Alexandra Buckle, a junior research fellow in the Music Faculty at Oxford University, was employed by English Heritage as a music consultant for the project.
The Tower was lavished with money by Henry II to show off to pilgrims coming over from France to visit Thomas Becket’s shrine at Canterbury. He spent more money on Dover Castle than any other castle and now it has undergone a £2.45m restoration.
The new installation is full of colour and all the furniture is based on contemporary manuscript images. Last Saturday images of motifs inside the castle were projected on its 100ft walls.
Alexandra Buckle said: "This is the first time English Heritage have employed a special music consultant alongside a team of historians and it is great to see music being incorporated into the installation.
"There is a feel of theatre as one walks through the Great Tower, from the Pepper’s Ghosts (costume interpreters who are filmed and projected onto transparent material) to music playing, and voices talking. There are also two contemporary musical instruments on show and two places where music is piped through."
Visitors see a chapel as they enter the Tower and are greeted by a ‘ghost’ chaplain talking. Upstairs in the main part of the Tower is the King’s Hall and King’s Chamber. There is a musical instrument displayed there to reflect the relaxed nature of this room, made following contemporary designs.

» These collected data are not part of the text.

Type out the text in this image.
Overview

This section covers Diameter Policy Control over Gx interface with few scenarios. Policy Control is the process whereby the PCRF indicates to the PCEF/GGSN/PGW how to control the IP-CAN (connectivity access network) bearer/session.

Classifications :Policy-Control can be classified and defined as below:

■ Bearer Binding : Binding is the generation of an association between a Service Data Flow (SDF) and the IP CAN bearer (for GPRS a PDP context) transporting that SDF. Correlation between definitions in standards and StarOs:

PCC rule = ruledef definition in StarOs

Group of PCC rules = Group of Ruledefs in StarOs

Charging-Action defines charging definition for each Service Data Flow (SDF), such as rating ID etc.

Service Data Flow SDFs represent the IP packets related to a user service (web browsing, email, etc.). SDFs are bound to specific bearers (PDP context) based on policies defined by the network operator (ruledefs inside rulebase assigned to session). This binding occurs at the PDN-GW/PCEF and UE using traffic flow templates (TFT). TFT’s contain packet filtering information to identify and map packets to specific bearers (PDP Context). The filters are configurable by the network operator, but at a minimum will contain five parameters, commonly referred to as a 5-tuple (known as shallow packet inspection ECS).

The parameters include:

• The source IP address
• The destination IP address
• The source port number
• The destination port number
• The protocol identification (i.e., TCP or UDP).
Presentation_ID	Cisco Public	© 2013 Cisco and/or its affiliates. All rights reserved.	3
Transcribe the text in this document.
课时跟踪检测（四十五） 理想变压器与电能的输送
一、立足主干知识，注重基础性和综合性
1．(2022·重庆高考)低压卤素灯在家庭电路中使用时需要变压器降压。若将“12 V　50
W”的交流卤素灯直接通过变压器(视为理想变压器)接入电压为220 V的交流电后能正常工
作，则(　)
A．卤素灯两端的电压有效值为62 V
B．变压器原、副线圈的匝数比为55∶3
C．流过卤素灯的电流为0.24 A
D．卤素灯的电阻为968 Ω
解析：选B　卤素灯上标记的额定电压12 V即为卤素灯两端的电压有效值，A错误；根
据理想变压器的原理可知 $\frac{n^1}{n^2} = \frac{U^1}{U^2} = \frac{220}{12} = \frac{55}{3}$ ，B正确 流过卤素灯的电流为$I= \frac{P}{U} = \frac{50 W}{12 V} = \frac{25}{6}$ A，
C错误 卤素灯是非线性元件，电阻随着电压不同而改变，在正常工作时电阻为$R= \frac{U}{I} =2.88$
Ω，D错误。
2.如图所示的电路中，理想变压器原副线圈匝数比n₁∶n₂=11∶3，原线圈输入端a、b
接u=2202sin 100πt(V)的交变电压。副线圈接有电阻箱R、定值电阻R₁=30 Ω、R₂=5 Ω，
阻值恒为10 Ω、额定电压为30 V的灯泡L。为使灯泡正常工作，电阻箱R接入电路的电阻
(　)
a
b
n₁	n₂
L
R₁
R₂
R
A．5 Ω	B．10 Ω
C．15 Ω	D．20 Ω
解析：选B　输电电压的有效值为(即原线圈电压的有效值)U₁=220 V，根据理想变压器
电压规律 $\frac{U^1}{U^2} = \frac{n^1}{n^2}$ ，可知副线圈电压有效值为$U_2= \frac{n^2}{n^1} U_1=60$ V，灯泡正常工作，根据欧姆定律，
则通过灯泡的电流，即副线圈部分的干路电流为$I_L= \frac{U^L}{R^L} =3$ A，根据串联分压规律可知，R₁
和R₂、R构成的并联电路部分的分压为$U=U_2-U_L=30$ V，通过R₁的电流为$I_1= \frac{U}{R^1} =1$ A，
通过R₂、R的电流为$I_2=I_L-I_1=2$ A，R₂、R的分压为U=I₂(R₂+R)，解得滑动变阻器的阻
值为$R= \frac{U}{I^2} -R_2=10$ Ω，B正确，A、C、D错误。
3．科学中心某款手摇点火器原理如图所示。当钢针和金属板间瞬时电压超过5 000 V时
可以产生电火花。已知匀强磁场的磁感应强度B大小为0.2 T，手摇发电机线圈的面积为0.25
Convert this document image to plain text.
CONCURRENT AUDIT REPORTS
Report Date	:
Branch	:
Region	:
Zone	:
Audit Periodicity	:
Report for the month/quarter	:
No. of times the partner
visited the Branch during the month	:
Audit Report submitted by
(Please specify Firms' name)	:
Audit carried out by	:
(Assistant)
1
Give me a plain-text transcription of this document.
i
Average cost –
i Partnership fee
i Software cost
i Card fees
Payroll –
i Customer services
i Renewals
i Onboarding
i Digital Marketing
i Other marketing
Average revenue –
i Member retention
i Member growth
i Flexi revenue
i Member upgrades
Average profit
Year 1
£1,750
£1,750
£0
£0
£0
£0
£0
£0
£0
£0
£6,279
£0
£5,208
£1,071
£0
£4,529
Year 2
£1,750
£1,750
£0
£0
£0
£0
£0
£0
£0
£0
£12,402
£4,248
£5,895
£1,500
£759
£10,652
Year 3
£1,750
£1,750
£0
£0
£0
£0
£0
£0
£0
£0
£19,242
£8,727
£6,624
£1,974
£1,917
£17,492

"You can also imagine how Henry and his courtiers may have sat and listened to music or even played it," said Alexandra Buckle. "There were important developments in string playing and lyric poetry in this period (1150–1200) and it is great to see a string instrument incorporated into the scheme. At this time, there was no French or English music – the music was of the Angevin Court – and so lots of the big developments in secular music and string playing, principally begun on the continent, made their way to England. This is not surprising as Henry II was married to Eleanore of Aquitaine, a lifelong patron of the troubadours and someone who is credited with spreading the influence of the troubadours to England. Therefore we hear troubadour music in the Guest Hall downstairs, reflecting this."
There is a harp displayed in the Guest Chamber, which is sturdier than the other instrument on display and is not fixed to the table. Children are allowed to pick it up so they can engage with the era.
Alexandra Buckle said: "I am so pleased to have been involved in this scheme and hope English Heritage will continue to value the role of music in medieval society and in their new installations. Music – sacred and secular – was, after all, an indispensable part of such a building, and society, at this time."